Устька перевел глаза на темное окно, в котором мелькали сполохи взмывающих над дворцом огненных шутих, и живо вообразил себе свою бабку Гингемию Макаровну, служащую знахаркой и травницей у господина Кокусова в далёкой деревеньке Когидовке. Это маленькая, сухонькая, но необыкновенно юркая и подвижная старушка лет восьмидесяти, с морщинистым лицом и глубоко посаженными глазами. Днем она спит в людской пещерке или сплетничает с кухарками, научая их выводить бородавки или лечить почечные колики, ночью же, завёрнутая в старую мантию, ходит вокруг деревни, собирая по канавам и лужам пиявиц с лягухами. За ней, ухая и кулдыча, перелетает с плетня на плетень филинок Гуамоко, полное прозвище которого не выговоришь и за три дня. Этот Гуамоко с виду безобиден и ласков, одинаково умильно смотрит как на своих, так и на чужих, но кредитом не пользуется. Под его почтительностью и смирением скрывается самое что ни на есть ведьминское ехидство. Никто лучше его не умеет вовремя подкрасться и цапнуть кривым клювом за ухо, забраться в чужой ледник или украсть у растяпистого хозяина курицу. Ему уж не раз отбивали крылья, дважды его топили в пруду, каждую неделю колотили палками до полусмерти, но он всегда оживал и вновь принимался за старое.

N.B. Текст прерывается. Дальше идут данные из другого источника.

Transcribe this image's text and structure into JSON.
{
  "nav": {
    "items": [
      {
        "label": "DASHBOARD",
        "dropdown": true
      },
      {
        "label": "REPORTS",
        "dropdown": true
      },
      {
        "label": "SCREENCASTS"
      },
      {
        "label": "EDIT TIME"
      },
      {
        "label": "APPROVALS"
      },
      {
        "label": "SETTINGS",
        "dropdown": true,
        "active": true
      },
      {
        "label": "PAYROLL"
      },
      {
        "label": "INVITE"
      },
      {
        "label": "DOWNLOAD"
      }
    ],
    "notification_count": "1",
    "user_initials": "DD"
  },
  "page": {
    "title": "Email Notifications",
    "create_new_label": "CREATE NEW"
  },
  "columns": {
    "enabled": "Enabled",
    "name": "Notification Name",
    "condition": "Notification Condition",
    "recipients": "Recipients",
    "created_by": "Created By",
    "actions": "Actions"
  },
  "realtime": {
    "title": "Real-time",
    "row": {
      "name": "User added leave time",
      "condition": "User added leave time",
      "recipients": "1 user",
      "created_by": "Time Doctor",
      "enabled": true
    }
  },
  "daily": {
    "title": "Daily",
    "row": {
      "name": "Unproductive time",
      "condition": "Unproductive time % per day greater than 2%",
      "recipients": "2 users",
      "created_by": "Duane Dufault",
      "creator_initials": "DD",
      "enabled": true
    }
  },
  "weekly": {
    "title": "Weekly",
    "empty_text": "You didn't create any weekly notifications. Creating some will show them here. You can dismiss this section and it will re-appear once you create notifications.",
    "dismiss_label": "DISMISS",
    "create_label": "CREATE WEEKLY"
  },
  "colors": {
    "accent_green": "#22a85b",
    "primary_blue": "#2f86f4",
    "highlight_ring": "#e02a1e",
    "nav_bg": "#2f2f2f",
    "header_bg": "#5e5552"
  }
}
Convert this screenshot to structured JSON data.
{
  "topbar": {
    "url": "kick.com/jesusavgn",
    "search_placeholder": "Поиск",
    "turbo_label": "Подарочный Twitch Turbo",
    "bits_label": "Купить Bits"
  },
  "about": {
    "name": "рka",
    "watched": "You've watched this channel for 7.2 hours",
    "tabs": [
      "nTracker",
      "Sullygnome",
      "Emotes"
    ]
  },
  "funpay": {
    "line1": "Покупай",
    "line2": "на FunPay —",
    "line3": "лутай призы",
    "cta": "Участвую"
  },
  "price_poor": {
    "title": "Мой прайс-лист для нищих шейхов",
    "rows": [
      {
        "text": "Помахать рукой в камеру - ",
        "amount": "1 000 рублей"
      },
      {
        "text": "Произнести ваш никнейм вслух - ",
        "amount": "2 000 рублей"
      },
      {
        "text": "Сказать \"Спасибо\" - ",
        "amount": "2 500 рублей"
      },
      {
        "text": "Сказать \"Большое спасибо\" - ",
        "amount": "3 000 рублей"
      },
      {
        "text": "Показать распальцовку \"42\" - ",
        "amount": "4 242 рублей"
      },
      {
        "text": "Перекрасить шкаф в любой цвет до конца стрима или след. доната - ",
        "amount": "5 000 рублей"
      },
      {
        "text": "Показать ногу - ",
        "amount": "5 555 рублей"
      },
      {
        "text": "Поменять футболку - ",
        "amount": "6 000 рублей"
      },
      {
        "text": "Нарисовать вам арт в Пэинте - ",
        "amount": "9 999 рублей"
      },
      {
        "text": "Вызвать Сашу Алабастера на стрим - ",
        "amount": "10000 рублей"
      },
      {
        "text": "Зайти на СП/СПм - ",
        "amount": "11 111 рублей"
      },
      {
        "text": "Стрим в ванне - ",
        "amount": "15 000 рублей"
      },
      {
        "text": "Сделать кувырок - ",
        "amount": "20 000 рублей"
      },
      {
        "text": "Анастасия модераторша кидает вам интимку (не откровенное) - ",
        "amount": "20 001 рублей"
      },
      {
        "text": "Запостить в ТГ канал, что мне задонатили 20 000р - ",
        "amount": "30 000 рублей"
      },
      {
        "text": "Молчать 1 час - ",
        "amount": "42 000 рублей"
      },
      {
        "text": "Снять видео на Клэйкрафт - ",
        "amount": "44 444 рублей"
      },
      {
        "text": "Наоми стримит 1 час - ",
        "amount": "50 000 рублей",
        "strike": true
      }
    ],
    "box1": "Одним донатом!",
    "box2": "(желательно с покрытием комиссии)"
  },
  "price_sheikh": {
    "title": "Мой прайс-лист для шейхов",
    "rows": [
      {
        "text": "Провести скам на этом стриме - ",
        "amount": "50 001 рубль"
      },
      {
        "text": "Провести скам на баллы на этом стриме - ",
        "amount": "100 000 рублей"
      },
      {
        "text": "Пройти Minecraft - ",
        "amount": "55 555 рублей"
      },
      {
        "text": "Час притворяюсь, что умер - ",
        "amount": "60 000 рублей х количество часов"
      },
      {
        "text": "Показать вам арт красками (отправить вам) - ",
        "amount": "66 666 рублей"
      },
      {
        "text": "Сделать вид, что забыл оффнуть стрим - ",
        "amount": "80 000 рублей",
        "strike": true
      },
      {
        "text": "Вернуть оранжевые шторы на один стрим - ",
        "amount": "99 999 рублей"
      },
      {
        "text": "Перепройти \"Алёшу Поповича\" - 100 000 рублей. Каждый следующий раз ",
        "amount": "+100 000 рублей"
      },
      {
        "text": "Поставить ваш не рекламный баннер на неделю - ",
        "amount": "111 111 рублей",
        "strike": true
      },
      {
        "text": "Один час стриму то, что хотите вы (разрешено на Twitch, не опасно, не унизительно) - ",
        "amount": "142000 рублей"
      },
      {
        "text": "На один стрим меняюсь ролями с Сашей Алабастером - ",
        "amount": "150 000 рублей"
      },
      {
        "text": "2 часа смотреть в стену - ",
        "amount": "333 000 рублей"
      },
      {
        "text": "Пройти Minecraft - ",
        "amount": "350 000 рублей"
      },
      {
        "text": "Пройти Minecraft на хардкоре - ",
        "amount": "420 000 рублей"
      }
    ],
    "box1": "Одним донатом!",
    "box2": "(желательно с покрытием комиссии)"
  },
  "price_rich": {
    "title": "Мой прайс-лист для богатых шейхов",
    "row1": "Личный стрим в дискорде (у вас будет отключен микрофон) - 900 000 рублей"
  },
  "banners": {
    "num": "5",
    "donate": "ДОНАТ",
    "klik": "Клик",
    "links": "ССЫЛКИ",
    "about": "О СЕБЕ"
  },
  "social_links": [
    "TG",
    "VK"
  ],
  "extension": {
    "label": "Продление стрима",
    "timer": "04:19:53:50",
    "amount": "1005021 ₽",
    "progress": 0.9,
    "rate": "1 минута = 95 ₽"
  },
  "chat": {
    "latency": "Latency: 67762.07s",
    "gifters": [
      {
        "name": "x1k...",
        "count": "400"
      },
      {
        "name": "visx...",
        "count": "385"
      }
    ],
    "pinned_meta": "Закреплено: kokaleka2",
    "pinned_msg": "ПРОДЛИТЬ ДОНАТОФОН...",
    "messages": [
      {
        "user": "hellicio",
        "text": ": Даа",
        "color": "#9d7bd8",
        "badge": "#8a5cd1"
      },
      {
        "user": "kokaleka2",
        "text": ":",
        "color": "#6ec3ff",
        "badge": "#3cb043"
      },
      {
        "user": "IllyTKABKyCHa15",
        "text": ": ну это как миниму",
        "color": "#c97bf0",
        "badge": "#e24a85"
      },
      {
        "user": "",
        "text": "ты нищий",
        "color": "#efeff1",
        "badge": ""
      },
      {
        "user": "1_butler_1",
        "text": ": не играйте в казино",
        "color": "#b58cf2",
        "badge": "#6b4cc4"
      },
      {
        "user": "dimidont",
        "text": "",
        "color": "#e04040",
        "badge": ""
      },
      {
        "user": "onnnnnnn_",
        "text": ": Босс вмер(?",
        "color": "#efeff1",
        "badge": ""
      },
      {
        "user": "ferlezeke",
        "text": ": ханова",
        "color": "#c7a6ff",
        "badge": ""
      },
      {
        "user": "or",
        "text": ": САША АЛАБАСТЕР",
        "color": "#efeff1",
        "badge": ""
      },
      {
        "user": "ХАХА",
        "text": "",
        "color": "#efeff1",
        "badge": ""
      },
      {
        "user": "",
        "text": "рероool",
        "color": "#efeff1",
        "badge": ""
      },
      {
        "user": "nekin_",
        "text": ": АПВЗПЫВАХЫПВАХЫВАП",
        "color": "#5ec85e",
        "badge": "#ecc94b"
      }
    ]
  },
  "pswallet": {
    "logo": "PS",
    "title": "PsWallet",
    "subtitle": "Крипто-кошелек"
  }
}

Теперь, наверно, бабка стоит у ворот, щурит глаза на яркие огни Кокусовской усадьбы и, притопывая старыми чунями, балагурит с дворней. Знахарская сума её подвязана к поясу. Бабка всплескивает руками, пожимается от ночного холода и, старчески хихикая, поглядывает то на дворника, то на конюха.
– Вялеными лягушками нешто вас угостить? – говорит она, подставляя жевунам свою знаменитую на всю округу суму.
Жевуны в ужасе отпрянывают. Бабка приходит в неописанный восторг, заливается весёлым смехом и тоненько вскрикивает:
– А вот ещё пиявочки сушёные! Ась, каково!
Она предлагает лягушек филину. Гуамоко из почтительности употребляет угощение, хотя от лягушек давно отвык и сильнее уважает куриные потрошка. А погода великолепная. Воздух тих, прозрачен и свеж. Ночь темна, но видно всю деревню с ее голубыми крышами и фруктовыми садами. Всё небо усыпано весело мигающими звездами, похожими на шарики из шерсти шестилапых, и Млечный Путь вырисовывается так ясно, как будто его перед праздником заново нарисовали серебряной краской…
Устька вздохнул, макнул в чернила перо и продолжал писать:
«А вчерась мне была выволочка. На неделе правитель наш поручил хозяину важный заказ вытесать из дерева хвост для Морской Девы. Дева эта как живая, руками всплескивать умеет и глазами лупает что твой филин. Токмо хвоста рыбьего у ней не хватает. Хозяин велел мне вымазать хвост льняным маслом, а я по неучёности своей взялся макать кисть в горшок со скипидаром. Хозяин, как увидел, начал тем хвостом мне в харю тыкать. И теперь я весь в скипидаре, а отмыться нечем. А Гудвин, правитель наш, как узнал, что заказ вовремя не выполнен, велел виновного строго наказать, чтобы неповадно было. И теперь я на лавке сидеть не могу и всё у меня болит. Подмастерья надо мной насмехаются, хозяин смотрит тигрой саблезубой, жена хозяйская шипит на меня ровно змея и спать меня гонит в сени, а когда ребятенок ихний плачет, я вовсе не сплю, а качаю люльку. Ежели ты не знаешь, бабушка, здесь теперь все ходют в зелёных очках по приказу самого правителя. Только мне очков не дают, потому как говорят не заработал ещё. И я по этому поводу не шибко печалуюсь, в очках ходить тяжко, всё вокруг зелёное и под ногами дорогу плохо видать. А еды мне от хозяев нету никакой. Утром дают хлеба, в обед каши и к вечеру тоже хлеба, а чтоб чаю или щей, то хозяева сами трескают за обе щеки. А мне даже жевать впустую запрещают, говорят, что в Изумрудном городе жевуны не живут, потому и жевать впустую нельзя. А я до того голоден иной раз, что полено сжевал бы, ей-ей… Столярному делу меня не учат, а заставляют только полы мести да чурбаки с телеги в сарай тягать… Милая бабушка, сделай милость, возьми меня отсюда домой, на деревню, нету никакой моей возможности… Кланяюсь тебе в ножки, увези меня отсюда, а то помру…».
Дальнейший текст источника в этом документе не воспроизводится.